Girls Swimming
Girls Swimming
Boys Swimming
Boys Swimming

RILEY COOK | STAFF WRITER

As the timer was ticking, the cheering from the crowds and the teams made everything that much more intense and exciting. The noise level at a competitive swim meet can be deafening.

So, where does it all start? The La Cueva swimmers start their days by eating the right foods to energize them for the rest of the day. Tyler Lopez, sophomore, said he eats, “scrambled eggs before the meet,” and Michael Westerberg, senior, said he fuels up with “a #2 at Blake’s.” After starting off the morning right, the team begins to prepare for the races mentally and physically.

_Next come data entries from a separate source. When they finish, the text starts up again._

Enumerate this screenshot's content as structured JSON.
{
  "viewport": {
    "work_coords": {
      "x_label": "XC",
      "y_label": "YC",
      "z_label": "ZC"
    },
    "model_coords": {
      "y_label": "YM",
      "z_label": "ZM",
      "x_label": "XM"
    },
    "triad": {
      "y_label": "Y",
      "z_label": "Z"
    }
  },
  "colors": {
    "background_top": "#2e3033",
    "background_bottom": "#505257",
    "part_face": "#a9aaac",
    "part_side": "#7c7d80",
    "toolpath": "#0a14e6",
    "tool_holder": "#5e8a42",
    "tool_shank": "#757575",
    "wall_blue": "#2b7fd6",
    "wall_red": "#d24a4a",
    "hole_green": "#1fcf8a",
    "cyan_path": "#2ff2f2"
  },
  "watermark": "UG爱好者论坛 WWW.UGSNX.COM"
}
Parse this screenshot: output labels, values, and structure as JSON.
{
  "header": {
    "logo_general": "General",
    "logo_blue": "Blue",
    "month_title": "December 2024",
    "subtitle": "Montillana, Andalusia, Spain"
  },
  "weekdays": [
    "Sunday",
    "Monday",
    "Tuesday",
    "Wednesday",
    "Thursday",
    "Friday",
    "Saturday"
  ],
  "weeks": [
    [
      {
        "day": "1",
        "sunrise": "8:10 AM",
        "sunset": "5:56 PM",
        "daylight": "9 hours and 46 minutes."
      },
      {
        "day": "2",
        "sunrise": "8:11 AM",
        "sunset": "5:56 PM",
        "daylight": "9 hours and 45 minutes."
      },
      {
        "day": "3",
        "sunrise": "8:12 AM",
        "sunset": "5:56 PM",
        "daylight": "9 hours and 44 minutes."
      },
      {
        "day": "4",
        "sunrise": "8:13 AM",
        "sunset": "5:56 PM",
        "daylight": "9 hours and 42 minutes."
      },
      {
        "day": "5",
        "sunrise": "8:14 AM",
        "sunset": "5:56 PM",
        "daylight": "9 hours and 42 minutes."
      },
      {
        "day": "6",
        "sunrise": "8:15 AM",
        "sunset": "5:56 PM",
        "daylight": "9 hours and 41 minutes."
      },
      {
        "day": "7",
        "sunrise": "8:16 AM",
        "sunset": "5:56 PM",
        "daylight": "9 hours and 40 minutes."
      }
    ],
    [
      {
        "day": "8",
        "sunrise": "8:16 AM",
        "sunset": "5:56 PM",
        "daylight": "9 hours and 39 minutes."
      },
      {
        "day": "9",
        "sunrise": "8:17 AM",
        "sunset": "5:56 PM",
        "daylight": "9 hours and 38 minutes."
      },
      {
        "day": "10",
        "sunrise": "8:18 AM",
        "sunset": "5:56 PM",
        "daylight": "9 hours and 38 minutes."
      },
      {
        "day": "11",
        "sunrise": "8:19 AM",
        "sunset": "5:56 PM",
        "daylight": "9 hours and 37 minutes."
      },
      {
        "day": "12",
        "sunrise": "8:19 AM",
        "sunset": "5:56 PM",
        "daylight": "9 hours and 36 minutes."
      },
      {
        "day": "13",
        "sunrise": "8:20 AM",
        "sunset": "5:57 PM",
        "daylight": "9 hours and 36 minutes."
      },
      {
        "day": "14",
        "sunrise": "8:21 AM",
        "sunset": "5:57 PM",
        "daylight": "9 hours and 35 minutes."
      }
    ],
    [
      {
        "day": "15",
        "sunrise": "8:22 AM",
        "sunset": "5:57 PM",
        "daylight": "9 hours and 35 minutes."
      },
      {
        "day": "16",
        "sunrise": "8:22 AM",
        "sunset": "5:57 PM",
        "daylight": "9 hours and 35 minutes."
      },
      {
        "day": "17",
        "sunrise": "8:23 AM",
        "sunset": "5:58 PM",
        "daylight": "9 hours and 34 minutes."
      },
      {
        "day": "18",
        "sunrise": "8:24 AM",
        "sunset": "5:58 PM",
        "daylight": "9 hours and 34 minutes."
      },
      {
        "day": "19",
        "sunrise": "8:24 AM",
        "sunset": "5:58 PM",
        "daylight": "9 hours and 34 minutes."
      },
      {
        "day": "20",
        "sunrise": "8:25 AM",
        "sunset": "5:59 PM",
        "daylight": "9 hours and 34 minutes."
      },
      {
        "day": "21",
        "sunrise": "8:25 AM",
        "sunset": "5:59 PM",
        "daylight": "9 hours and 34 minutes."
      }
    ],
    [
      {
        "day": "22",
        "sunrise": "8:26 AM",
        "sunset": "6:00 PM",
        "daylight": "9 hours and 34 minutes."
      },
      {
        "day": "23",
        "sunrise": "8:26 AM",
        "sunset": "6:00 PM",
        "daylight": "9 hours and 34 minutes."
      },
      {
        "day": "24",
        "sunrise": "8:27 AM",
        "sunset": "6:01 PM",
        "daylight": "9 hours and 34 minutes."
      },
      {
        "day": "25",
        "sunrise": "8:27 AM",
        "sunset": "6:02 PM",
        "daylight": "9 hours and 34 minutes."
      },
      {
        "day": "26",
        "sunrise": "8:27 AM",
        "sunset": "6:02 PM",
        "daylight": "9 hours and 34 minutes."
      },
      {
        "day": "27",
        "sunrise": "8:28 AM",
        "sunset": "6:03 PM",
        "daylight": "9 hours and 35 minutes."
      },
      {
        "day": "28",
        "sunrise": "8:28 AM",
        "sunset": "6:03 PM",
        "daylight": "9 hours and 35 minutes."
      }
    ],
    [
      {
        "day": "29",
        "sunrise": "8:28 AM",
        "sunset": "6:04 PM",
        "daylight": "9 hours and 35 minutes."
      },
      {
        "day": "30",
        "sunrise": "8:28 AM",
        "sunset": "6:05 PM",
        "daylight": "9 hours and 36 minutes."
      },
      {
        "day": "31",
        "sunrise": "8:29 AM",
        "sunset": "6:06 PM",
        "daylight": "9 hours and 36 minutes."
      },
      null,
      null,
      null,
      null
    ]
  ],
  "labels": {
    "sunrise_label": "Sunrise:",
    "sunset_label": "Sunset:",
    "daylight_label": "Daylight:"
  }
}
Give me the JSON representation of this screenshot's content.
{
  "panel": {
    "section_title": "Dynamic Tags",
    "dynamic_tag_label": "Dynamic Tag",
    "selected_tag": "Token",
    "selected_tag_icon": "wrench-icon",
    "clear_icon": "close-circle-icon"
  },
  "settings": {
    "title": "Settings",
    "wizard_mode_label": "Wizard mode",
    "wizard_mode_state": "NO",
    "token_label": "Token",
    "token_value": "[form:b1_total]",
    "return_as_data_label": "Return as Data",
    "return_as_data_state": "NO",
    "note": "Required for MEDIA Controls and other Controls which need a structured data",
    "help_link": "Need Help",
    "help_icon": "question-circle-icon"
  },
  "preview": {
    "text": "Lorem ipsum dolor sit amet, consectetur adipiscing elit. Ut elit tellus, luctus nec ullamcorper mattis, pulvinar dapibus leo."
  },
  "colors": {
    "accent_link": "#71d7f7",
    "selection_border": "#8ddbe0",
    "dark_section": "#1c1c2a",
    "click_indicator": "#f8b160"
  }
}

“Pacing while I stretch my shoulders gets the jitters out,” said Westerberg. Being in the building, you could just feel the nerves and anxiety in the room.

Anita Sumali is in her first year swimming as a freshman, and she was feeling a mix of emotions. “Before the race, I was feeling focused, nervous, and excited,” said Sumali. As the races went on that day, the swimmers and coaches were on their heels and couldn’t anticipate the outcome.

During and after each event the atmosphere in the building became more and more intense for La Cueva because of  “all of the relays and how fast everything was going,” said Lopez. The La Cueva swim team knew all of the hard work they had put into all of those early morning practices and other meets leading up to this paid off.

“It was the most exhilarating moment since we’d worked so hard as a team to earn it,” said Lopez. As the bears dive head first into district and state, their confidence and excitement had them ready to dominate. “We’re all going into this last month more focused and passionate about the sport as ever,” said Daniel-Hannah Grace, senior.